Working moms have a layer of stress that not everyone faces—that of navigating childcare while providing for our families. Finding the right provider is doable, and if you’ve done your due diligence then you already know that your little ones are getting the best care possible. Now it’s time to build strong relationships with your child’s teacher or provider. This will remove some of your stress surrounding childcare, and it’ll build your child’s confidence and security during these early developmental years.
So, you already have your child with the best provider for your family—that means you must have a certain level of trust and respect for your child’s teacher. If you’d like to strengthen your relationship there are certain things you can do to develop a bond between yourself, your child, and your childcare provider.
Small things are often the biggest things in life, and that holds true in relationships. While a nice gift at Christmas is always appreciated, there are things that teachers appreciate even more. Though we working moms have busy schedules and are always looking for helpful time management tips, these small actions don’t have to put us off our game.
Depending on your childcare facility, you may receive notifications from your provider via word of mouth, printed letter, or mobile app. Pay attention to this information! Daycare centers and preschools send it out for a reason. You may need to know important upcoming dates, special instructions for projects, or emergency updates.
When parents are attuned to these bits of communication, teachers notice. Trust me. Being known as a parent who is a team player is a fantastic reputation to have in the world of childcare. It is also great practice for when your kids head off to “big” school!
So, strengthen your relationship by showing your childcare provider that you’re paying attention to the information they send home.
In life, we often find that problems arise. The world of childcare is no different. Though at times we must act on our children’s behalf immediately, these emergency situations are not the norm.

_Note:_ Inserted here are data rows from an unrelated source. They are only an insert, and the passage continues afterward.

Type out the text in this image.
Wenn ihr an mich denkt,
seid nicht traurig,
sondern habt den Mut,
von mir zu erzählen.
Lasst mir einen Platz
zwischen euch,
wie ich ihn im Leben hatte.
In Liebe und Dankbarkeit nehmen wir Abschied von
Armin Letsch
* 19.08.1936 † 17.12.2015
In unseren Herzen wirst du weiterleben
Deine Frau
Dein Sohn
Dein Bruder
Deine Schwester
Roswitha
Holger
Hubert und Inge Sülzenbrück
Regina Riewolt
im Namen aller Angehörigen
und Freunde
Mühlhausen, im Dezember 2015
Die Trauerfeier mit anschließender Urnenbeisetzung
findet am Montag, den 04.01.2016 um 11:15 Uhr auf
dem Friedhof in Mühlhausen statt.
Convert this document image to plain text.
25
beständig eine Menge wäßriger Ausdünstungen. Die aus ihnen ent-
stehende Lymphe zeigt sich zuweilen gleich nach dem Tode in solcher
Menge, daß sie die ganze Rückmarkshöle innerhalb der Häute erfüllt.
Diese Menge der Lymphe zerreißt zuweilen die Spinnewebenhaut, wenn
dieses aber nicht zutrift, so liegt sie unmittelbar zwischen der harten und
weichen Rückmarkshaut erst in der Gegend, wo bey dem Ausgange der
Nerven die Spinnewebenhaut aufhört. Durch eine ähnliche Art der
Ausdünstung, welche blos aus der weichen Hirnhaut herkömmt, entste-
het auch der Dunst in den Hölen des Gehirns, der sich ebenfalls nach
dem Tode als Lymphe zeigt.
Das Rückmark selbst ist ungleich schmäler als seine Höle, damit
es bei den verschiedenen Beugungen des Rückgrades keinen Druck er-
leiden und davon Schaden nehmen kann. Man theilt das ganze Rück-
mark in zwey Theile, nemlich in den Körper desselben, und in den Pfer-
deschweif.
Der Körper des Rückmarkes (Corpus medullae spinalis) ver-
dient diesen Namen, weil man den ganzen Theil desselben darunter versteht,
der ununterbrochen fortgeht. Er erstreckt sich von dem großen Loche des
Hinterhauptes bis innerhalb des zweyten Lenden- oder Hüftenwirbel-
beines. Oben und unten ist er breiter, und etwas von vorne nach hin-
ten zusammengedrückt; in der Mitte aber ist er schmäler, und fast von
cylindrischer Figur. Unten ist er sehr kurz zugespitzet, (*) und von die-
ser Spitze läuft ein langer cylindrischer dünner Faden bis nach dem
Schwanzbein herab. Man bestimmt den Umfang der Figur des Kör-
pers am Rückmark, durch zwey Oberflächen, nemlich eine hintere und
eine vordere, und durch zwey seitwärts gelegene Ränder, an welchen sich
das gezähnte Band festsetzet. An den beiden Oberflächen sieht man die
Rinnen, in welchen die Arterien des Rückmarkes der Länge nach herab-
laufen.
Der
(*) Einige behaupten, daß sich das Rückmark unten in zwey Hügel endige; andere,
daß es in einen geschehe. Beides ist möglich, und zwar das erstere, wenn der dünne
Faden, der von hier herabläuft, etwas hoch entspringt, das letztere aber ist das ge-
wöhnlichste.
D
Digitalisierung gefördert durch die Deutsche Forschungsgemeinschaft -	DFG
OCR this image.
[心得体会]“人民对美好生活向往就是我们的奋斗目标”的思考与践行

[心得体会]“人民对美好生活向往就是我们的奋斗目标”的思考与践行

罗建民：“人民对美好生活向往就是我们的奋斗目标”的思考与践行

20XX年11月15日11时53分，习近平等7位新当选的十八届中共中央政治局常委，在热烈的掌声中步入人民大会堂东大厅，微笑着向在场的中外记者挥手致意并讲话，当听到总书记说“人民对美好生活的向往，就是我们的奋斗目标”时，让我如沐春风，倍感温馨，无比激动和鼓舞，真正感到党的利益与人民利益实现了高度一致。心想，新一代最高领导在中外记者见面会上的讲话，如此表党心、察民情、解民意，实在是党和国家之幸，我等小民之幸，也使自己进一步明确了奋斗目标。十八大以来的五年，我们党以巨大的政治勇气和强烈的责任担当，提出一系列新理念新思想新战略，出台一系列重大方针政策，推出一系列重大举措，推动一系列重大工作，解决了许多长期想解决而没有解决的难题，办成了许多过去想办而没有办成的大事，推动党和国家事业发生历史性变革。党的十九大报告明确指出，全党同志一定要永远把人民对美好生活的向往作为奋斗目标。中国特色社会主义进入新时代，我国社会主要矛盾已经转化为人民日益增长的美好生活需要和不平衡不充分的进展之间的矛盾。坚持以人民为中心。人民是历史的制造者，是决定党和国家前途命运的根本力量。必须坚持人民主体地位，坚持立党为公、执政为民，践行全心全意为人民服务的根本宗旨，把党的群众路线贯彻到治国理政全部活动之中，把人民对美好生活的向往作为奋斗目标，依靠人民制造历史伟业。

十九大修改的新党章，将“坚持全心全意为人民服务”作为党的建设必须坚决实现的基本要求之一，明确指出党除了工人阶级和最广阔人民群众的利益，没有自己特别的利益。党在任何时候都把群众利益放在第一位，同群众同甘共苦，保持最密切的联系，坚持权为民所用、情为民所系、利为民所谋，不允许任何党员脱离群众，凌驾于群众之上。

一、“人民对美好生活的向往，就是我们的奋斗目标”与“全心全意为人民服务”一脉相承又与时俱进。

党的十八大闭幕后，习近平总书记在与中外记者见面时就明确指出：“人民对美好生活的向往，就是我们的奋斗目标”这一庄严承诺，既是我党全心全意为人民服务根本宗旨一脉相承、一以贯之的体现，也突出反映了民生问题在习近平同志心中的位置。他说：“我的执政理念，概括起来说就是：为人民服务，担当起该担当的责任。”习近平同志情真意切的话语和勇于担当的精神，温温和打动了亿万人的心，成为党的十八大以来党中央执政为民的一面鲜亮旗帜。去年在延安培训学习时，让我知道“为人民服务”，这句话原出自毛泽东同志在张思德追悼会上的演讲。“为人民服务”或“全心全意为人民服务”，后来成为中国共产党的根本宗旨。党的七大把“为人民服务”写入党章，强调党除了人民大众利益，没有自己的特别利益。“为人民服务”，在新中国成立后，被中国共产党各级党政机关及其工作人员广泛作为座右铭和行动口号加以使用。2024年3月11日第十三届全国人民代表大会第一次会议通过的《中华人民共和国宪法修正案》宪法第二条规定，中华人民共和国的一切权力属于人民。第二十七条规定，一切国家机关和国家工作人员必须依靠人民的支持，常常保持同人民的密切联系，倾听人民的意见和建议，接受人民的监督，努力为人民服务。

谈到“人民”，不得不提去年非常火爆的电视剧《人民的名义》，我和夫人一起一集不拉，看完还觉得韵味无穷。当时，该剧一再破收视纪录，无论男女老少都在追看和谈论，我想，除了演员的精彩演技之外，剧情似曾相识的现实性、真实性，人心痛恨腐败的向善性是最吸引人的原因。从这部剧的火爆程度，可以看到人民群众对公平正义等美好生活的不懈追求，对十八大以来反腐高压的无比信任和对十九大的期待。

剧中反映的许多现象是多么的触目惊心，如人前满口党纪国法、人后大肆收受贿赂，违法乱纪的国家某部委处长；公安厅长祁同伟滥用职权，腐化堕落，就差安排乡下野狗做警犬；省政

Much more common are the times when something seems confusing or even possibly offensive—but we’re just not sure. Before going to your childcare provider and angrily demanding answers, you will do much better to calmly and politely bring up the subject in a nonconfrontational way.
Give your child’s teacher time to explain the situation, offer better insight, and give you the other side of the story. This will show your child’s teacher that you are there for the long term and that you are a levelheaded advocate for your child as well as the success of the program.
If you don’t get satisfactory answers then it may be time to go to a higher authority, or even to pull your child from the program. However, if it is your goal to build a positive relationship then you’ll want to stay levelheaded in that initial conversation. When you find that things aren’t quite what you feared, you’ll be glad you built trust with your provider.
Showing gratitude to your child’s provider can come in many forms. It might be a small gift like a $10 gift card to a coffee shop. If your childcare provider is a parent, too, you might consider a larger gift card to a kids friendly venue like a fun restaurant. Spots like The Rainforest Café or Chick Fil A are some of the best places to visit with family.
You could ask if there’s anything the classroom needs which you could provide, or you could volunteer to oversee the upcoming class holiday party.
One or two small gestures of gratitude can go a long way towards showing your provider that you appreciate them and that you’re working to build a solid relationship with them. While your child’s teacher is going to give love to every child in the program these actions will strengthen the bond they have with your family.